Man kann das auf der Ebene der Bundesrepublik als verspielte Chance kritisieren. Aber was bedeutet das für Nordrhein-Westfalen? – Für Nordrhein-Westfalen heißt das schlicht und einfach, dass alles Geld schon ausgegeben ist. Mit dem Kohlekompromiss oder mit dem Kohleausstieg sind die Milliarden, die vorher nicht da waren, die aber jetzt nachholend aus der EU für Nordrhein-Westfalen da sind, abgefrühstückt.

Keine andere Region wird etwas von dem Aufbaufonds haben, weil die Bundesregierung entschieden hat, bestehende Haushaltslöcher zu stopfen. Ich kann verstehen, dass hier verschiedene Branchen, aber auch Regionen, die dringend Unterstützung bei Transformationen und Veränderungen brauchen, aufstehen und sagen: So kann es doch nicht sein.

Deshalb wünsche ich mir eine breite Unterstützung des gesamten Parlaments dafür, noch einmal auf die Bundesregierung zuzugehen. Es kann doch nicht sein, dass mit Zukunftsinvestitionen – dafür sind sie zumindest gedacht – Vergangenheitsbewältigung betrieben wird.

(Beifall von den GRÜNEN)

Der Minister setzt sich an dieser Stelle entsprechend ein. Dafür herzlichen Dank. Bei uns rennen Sie damit offene Türen ein. Bisher war das jedoch ohne Erfolg.
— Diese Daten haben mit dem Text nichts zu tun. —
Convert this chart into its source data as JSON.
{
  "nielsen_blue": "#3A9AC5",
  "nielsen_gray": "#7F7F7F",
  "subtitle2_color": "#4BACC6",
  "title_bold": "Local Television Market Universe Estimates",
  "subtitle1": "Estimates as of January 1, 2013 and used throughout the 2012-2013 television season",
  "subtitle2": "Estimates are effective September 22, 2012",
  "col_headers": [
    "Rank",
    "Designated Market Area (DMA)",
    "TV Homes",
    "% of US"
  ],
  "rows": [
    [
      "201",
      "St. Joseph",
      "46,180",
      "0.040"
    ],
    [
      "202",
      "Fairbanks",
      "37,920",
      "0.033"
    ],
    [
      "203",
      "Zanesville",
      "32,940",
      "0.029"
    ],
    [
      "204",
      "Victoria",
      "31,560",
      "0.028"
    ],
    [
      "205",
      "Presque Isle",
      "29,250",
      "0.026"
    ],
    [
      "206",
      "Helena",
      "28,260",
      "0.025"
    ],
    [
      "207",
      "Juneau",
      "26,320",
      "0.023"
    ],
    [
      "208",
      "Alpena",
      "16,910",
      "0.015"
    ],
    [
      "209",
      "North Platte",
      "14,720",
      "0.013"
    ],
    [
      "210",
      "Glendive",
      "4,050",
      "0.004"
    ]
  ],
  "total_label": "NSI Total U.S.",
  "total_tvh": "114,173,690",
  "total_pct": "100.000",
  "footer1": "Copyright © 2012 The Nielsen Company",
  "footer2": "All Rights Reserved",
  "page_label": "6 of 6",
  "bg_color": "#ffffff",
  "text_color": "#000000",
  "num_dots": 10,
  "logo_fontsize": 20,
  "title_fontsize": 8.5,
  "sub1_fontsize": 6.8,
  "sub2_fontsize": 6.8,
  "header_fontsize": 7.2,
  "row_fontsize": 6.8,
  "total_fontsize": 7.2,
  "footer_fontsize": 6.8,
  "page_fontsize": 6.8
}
Herr Holthoff-Pförtner, ich habe ein wenig den Eindruck, dass der Ministerpräsident den Europaminister vorschickt nach dem Motto: Nun mach‘ mal. – Sie haben diesbezüglich aber noch nicht viel auf die Kette gekriegt.

Deshalb müssen wir uns heute an den Ministerpräsidenten wenden, der auch CDU-Bundesvorsitzender ist, damit er auf den Tisch haut und sagt: So geht’s nicht weiter! Wir brauchen das für den Strukturwandel in Nordrhein-Westfalen.

Es kann nicht sein, dass die Bundesregierung – der Finanzminister, aber auch die Kanzlerin – das in den bestehenden Haushalt packt. – Herr Laschet, walten Sie Ihres Amtes – egal, welches –, und setzen Sie sich für nordrhein-westfälische Interessen ein.

Liebe Kolleginnen und Kollegen, die EU-Milliarden müssen da ankommen, wo sie gebraucht werden, bei echten Zukunftsinvestitionen. Um das entsprechend durchzusetzen und umzusetzen, ist die Landesregierung da. Hier wünsche ich mir die gesamte Unterstützung des Parlaments. – Herzlichen Dank.